- Madar-e-Soleyman Location within Iran
- Coordinates: 30°11′28″N 53°10′31″E﻿ / ﻿30.19111°N 53.17528°E
- Country: Iran
- Province: Fars
- County: Pasargad
- District: Pasargad

Population (2016)
- • Total: 1,546
- Time zone: UTC+3:30 (IRST)

= Madar-e-Soleyman =

City in Fars province, Iran

Madar-e-Soleyman (مادرسليمان) (Note: Also romanized as Mādar Soleymān and Mādar-e Soleymān; also known as Mādar-i-Sulaimān, Takht Mādar-i-Sulaimān, Takht-e Mādar-e Soleymān, and Takht-e Soleymān) is a city in, and the capital of, Pasargad District (Note: Formerly Hakhamanish District) of Pasargad County, Fars province, Iran.
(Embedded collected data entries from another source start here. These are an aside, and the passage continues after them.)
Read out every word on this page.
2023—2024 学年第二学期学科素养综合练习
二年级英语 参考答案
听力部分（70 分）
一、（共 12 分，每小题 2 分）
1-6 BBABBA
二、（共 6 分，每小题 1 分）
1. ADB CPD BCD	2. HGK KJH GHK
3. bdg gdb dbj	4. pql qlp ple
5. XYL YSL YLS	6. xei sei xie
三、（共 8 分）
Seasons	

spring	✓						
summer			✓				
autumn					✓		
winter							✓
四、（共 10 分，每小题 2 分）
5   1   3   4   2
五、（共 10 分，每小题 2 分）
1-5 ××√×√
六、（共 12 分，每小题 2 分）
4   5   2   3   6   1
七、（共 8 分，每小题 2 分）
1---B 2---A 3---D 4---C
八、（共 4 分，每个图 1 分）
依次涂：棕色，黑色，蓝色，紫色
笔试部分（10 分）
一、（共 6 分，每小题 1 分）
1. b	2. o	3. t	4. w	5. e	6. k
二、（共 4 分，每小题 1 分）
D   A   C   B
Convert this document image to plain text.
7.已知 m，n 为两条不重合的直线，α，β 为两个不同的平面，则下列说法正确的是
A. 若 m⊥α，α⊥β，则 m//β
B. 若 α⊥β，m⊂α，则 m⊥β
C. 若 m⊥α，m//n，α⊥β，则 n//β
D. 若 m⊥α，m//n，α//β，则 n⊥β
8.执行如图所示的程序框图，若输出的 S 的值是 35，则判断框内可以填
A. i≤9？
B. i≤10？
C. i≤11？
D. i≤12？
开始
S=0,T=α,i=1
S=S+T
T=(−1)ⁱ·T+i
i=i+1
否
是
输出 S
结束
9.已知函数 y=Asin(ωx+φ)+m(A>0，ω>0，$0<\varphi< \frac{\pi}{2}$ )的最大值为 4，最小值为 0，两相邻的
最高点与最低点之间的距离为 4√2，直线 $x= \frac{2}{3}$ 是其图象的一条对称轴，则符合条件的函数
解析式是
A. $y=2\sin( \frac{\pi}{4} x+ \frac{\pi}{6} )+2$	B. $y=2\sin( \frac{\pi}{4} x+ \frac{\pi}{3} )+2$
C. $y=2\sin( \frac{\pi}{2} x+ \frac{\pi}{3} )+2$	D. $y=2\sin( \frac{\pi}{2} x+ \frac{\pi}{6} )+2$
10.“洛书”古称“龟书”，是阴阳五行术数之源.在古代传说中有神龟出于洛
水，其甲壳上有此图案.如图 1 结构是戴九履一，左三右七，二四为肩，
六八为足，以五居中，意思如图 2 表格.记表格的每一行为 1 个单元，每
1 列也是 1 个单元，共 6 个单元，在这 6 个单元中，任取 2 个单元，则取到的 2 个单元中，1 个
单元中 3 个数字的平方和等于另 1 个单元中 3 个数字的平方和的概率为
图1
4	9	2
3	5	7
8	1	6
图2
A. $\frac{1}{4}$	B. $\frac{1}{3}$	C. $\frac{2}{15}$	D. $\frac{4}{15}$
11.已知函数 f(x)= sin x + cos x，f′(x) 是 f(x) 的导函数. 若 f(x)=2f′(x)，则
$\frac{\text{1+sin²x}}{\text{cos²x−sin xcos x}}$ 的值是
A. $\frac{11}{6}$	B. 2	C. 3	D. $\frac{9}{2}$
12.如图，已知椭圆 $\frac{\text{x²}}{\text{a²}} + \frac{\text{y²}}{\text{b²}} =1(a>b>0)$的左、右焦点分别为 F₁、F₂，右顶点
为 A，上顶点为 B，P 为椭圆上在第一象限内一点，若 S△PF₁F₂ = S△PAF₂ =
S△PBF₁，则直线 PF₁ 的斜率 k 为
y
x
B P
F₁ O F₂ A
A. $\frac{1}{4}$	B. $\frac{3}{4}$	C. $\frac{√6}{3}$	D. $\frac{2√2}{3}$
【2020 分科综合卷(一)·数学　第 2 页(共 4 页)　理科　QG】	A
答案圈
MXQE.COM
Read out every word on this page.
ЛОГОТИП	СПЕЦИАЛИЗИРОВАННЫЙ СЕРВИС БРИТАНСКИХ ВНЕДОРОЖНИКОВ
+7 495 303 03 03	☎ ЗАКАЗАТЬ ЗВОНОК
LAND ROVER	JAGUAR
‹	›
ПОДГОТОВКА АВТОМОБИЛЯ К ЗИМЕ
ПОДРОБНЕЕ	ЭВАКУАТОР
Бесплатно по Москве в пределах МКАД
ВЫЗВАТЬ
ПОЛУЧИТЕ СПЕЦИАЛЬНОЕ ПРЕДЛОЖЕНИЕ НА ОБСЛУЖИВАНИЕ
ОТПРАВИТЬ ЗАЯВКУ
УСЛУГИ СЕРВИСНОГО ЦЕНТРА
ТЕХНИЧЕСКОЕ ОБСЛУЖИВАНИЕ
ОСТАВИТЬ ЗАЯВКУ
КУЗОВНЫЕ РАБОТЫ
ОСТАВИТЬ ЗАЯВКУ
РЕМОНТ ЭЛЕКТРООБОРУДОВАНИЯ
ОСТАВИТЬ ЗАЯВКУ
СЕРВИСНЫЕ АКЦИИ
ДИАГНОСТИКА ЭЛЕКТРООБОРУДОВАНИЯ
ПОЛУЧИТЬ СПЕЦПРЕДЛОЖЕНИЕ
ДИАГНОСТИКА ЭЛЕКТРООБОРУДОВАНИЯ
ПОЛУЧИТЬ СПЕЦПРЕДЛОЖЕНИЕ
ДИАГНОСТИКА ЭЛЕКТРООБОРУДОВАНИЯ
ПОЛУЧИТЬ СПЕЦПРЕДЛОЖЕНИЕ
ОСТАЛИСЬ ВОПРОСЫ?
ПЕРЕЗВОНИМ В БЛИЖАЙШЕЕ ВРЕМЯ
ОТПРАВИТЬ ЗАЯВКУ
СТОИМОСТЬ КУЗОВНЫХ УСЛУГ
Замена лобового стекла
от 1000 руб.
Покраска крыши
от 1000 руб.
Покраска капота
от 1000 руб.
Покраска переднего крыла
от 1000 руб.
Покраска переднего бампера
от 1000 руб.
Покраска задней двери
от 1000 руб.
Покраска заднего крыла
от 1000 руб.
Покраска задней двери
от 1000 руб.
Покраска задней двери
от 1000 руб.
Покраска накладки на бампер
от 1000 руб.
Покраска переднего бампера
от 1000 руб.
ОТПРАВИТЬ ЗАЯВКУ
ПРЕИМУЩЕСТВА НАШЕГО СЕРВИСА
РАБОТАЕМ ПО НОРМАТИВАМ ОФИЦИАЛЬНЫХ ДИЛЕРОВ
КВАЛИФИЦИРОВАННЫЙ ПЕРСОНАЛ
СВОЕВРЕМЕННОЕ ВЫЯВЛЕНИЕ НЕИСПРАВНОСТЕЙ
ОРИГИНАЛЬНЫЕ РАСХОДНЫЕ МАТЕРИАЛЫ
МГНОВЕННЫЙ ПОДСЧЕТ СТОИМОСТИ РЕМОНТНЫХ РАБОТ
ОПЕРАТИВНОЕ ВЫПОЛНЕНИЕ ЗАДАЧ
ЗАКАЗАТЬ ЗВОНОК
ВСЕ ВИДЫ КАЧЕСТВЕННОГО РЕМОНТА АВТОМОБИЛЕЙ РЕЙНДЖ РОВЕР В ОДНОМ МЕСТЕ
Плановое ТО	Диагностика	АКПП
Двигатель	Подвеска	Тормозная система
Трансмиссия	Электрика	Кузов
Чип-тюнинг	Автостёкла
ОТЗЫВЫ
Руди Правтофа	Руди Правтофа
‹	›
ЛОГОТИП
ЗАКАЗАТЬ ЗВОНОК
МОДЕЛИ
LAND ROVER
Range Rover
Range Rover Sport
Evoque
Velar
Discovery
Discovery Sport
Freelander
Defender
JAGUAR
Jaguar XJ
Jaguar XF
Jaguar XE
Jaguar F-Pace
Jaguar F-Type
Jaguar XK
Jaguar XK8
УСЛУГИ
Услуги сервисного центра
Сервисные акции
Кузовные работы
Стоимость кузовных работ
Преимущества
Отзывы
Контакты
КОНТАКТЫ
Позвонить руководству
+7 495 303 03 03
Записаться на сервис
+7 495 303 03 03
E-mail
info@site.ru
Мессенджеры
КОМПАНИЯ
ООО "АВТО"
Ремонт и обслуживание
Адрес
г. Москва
It also serves as the administrative center for Madar-e Soleyman Rural District. The name means "mother of Solomon," the Biblical Bathsheba, from the tomb historically reputed to belong to her (known as the Tomb of Cyrus in modern times).

==Demographics==
===Population===
At the time of the 2006 National Census, Madar-e Soleyman's population was 1,633 in 404 households, when it was a village in Madar-e Soleyman Rural District. The following census in 2011 counted 1,822 people in 513 households. The 2016 census measured the population as 1,546 people in 452 households, by which time the village had been elevated to the status of a city.